Medieval Literature

Course Number: ENGL 115
Prerequisites: Check on GOLD
General Education Areas Fulfilled: Check on GOLD
Catalog Course Entry: ENGL 115
Quarter: Spring 2011
Time: 3:30 PM - 4:45 PM
Location: GIRV 1115

This class surveys Old and Middle English literature of the Middle Ages, while thinking about how our oldest literary traditions help us make sense of our rapidly-changing relationship to the way we read and organize literature as we move from the printed to the digital book and from the music album to the iPod playlist. Does the format of how we read and listen, indeed, change its content?

We will begin the quarter with selections from all four Old English poetic manuscripts, focusing on the interrelationship between an Anglo-Saxon tradition of oral poetry and the textuality of the manuscripts in which these poems are found. By attending to the relationship between spoken and written word, to the immateriality of speech and to the materiality of medieval vellum, we will develop a complex understanding of how Anglo-Saxons thought about literacy, book production, and what it means to preserve words, visually, on the pages of a manuscript, rather than in the collective memory of a community.
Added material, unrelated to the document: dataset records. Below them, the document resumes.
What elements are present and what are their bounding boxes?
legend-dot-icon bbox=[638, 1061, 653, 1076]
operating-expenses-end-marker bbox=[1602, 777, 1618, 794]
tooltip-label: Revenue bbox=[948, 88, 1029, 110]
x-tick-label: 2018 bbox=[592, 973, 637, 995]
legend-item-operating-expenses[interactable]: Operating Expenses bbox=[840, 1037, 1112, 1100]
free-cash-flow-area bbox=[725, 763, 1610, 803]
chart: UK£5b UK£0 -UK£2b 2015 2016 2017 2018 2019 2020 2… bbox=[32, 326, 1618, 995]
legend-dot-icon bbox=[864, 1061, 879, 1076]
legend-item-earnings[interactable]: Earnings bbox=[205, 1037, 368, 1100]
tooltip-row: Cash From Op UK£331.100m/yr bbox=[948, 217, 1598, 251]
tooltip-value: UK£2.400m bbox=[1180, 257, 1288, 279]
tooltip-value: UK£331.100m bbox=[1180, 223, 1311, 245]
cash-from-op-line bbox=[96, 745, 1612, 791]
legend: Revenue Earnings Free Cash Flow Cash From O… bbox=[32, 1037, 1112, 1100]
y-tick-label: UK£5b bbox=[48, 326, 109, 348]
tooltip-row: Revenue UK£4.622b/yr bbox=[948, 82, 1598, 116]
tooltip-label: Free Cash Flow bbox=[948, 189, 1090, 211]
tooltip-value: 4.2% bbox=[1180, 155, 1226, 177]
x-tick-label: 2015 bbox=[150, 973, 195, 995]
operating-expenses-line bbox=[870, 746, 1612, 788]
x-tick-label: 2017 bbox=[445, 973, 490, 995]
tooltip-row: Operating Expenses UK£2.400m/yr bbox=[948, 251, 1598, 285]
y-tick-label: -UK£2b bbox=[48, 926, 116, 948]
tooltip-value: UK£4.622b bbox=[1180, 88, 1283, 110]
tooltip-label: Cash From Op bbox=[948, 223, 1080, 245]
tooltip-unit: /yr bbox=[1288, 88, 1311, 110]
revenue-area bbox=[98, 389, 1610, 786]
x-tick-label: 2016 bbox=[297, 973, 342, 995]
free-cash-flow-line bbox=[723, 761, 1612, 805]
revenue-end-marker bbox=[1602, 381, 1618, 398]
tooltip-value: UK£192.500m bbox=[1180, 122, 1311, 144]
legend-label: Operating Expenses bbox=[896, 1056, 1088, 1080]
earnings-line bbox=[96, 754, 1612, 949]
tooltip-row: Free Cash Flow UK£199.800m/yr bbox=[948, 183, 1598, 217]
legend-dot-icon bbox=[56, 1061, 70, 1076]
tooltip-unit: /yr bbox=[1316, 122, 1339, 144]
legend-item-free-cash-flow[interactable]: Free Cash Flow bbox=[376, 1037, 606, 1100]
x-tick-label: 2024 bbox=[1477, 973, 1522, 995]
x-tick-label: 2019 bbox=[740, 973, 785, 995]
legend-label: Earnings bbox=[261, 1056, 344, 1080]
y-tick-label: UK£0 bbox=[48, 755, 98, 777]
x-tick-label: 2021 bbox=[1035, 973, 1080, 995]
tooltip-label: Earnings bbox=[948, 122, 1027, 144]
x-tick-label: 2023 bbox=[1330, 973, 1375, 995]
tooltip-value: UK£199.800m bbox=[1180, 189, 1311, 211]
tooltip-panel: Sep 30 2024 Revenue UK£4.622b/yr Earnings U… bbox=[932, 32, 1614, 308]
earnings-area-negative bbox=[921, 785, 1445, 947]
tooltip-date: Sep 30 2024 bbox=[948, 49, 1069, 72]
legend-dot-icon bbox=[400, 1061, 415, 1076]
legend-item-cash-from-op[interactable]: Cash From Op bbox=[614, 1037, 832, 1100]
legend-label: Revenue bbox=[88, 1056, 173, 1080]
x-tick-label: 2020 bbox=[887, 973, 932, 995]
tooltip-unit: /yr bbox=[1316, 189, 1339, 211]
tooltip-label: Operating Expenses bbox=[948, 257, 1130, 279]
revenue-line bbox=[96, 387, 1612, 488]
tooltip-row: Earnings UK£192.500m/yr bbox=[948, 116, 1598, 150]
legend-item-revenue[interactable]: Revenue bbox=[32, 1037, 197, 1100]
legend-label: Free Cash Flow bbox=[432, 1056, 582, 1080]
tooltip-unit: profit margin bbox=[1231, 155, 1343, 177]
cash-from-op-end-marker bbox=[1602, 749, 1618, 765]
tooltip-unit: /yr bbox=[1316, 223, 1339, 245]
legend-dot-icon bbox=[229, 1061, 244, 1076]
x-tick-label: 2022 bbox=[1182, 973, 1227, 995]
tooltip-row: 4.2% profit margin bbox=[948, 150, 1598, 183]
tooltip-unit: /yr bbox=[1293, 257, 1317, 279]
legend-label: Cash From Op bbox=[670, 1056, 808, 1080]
From here, we'll turn to a series of Middle English manuscripts, examining how both the literature and its manuscript collocation have changed. We will read well-known pieces such as Owl and the Nightingale, Sir Orfeo, and King Horn in relation to other less-known ones that were, nonetheless, included in the same manuscripts. We will contemplate, specifically, the psychology of organizing a manuscript, thinking about how the ordering and assimilation of a group of poems into one text redirects the meaning of each, individually.